To take into account cumulative effects that project consultations miss, agencies periodically initiate a broader planning effort that includes a programmatic consultation.

In theory, these occur every five years, which seems about right. In fact, shrunken budgets have limited planning to once every 15 or 20 years. Because a lot can happen in 20 years, the timing of these programmatic consultations can be crucial. Federal regulations recognize this and call for reopening programmatic consultations if dangers arise that had not been considered: if new endangered species are identified or land is newly found to be critical to known vulnerable animals.

The dispute here is about how much new information is required to reopen a review that considers the cumulative effects of many agency projects. One federal appeals court ordered a consultation re-opened after the Forest Service acted to help endangered lynx by broadening the area where they are protected. Expanded protection is not really a new threat, and S. 605’s sponsors are outraged. But if this decision is a problem, it is a small one.

S. 605, however, is a classic case of overreaction. Rather than tightening the standards for when an environmental consultation must be reopened, it prohibits re-opening programmatic consultations at all. Thus, if a critically endangered animal is discovered within a forest designated for extensive clear-cutting, and the loss of that habitat could doom the animal, no environmental review would be required as long as no one logging project can be proven to be the lethal blow.
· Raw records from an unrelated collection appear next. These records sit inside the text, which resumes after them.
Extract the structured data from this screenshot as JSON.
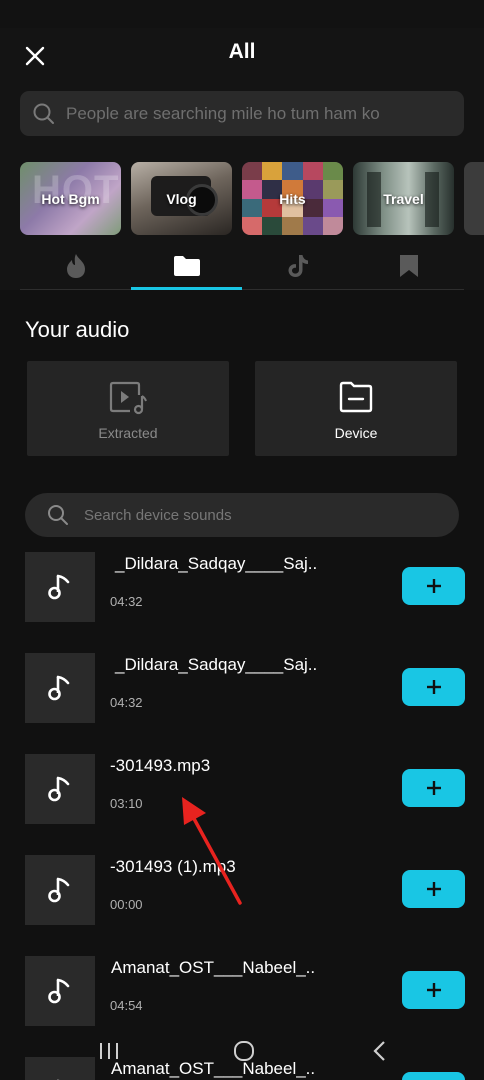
{
  "header": {
    "title": "All",
    "close_icon": "close-icon"
  },
  "search": {
    "placeholder": "People are searching mile ho tum ham ko",
    "icon": "search-icon"
  },
  "categories": [
    {
      "label": "Hot Bgm",
      "overlay_text": "HOT"
    },
    {
      "label": "Vlog"
    },
    {
      "label": "Hits"
    },
    {
      "label": "Travel"
    }
  ],
  "tabs": [
    {
      "icon": "flame-icon",
      "active": false
    },
    {
      "icon": "folder-icon",
      "active": true
    },
    {
      "icon": "tiktok-icon",
      "active": false
    },
    {
      "icon": "bookmark-icon",
      "active": false
    }
  ],
  "your_audio": {
    "title": "Your audio",
    "extracted_label": "Extracted",
    "device_label": "Device"
  },
  "device_search": {
    "placeholder": "Search device sounds"
  },
  "tracks": [
    {
      "name": "_Dildara_Sadqay____Saj..",
      "duration": "04:32"
    },
    {
      "name": "_Dildara_Sadqay____Saj..",
      "duration": "04:32"
    },
    {
      "name": "-301493.mp3",
      "duration": "03:10"
    },
    {
      "name": "-301493 (1).mp3",
      "duration": "00:00"
    },
    {
      "name": "Amanat_OST___Nabeel_..",
      "duration": "04:54"
    },
    {
      "name": "Amanat_OST___Nabeel_..",
      "duration": ""
    }
  ],
  "colors": {
    "accent": "#19c6e4",
    "background": "#111111",
    "card": "#252525",
    "annotation": "#e8231f"
  }
}
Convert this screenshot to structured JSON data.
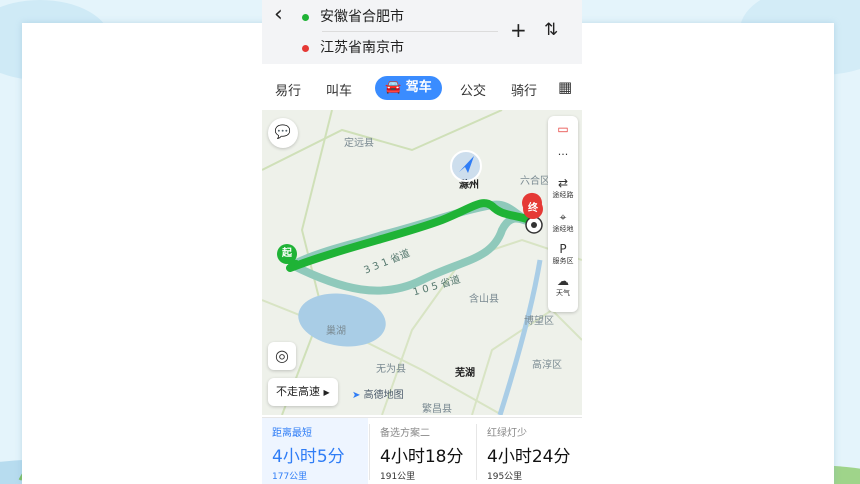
{
  "route": {
    "origin": "安徽省合肥市",
    "destination": "江苏省南京市",
    "add_label": "+",
    "swap_label": "⇅"
  },
  "modes": [
    {
      "label": "易行"
    },
    {
      "label": "叫车"
    },
    {
      "label": "驾车",
      "active": true
    },
    {
      "label": "公交"
    },
    {
      "label": "骑行"
    }
  ],
  "map": {
    "labels": {
      "dingyuan": "定远县",
      "chuzhou": "滁州",
      "liuhe": "六合区",
      "hanshan": "含山县",
      "bowang": "博望区",
      "gaochun": "高淳区",
      "chaohu": "巢湖",
      "wuwei": "无为县",
      "wuhu": "芜湖",
      "fanchang": "繁昌县",
      "road_s331": "3 3 1 省道",
      "road_s105": "1 0 5 省道"
    },
    "start_marker": "起",
    "end_marker": "终",
    "avoid_highway_label": "不走高速",
    "brand": "高德地图",
    "colors": {
      "primary_route": "#1fb336",
      "alt_route": "#8fc9bb",
      "lake": "#a9cde6"
    }
  },
  "side_tools": {
    "traffic": "traffic-light-icon",
    "more": "···",
    "waypoint_route": "途经路",
    "waypoint_place": "途经地",
    "service_area": "服务区",
    "weather": "天气"
  },
  "options": [
    {
      "tag": "距离最短",
      "time": "4小时5分",
      "distance": "177公里",
      "selected": true
    },
    {
      "tag": "备选方案二",
      "time": "4小时18分",
      "distance": "191公里"
    },
    {
      "tag": "红绿灯少",
      "time": "4小时24分",
      "distance": "195公里"
    }
  ]
}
The bill also blocks reopening consultations for oil and gas drilling projects, which had nothing to do with the disputed case and are subject to entirely different procedures.

Under this vision, the Endangered Species Act becomes a modern-day Sleeping Beauty. If it pricks its finger on an uninformed programmatic consultation, it is condemned to sleep for 20 years, oblivious to any new knowledge or threats to the animals it is there to protect. Indeed, because of the time required to conduct and implement the results of a programmatic review, our Sleeping Beauty’s slumbers could well approach three decades.

In the original fairy tale, intense vegetation grew up around the princess’s castle and countless prospective suitors were powerless to cut through it. In this dismal modern retelling, the vegetation — as well as much forest land that is well-known to be critical habitat for endangered animals — would be replaced with oil derricks long before Prince Charming makes his entry. And the animals lost while she was sleeping can never be recovered.

If the sponsors believe the court went too far, they should establish reasonable standards for when to reopen environmental consultations. But the proposed legislation is an unwelcome guest at the ball.

David A. Super is a professor of law at Georgetown Law. He also served for several years as the general counsel for the Center on Budget and Policy Priorities.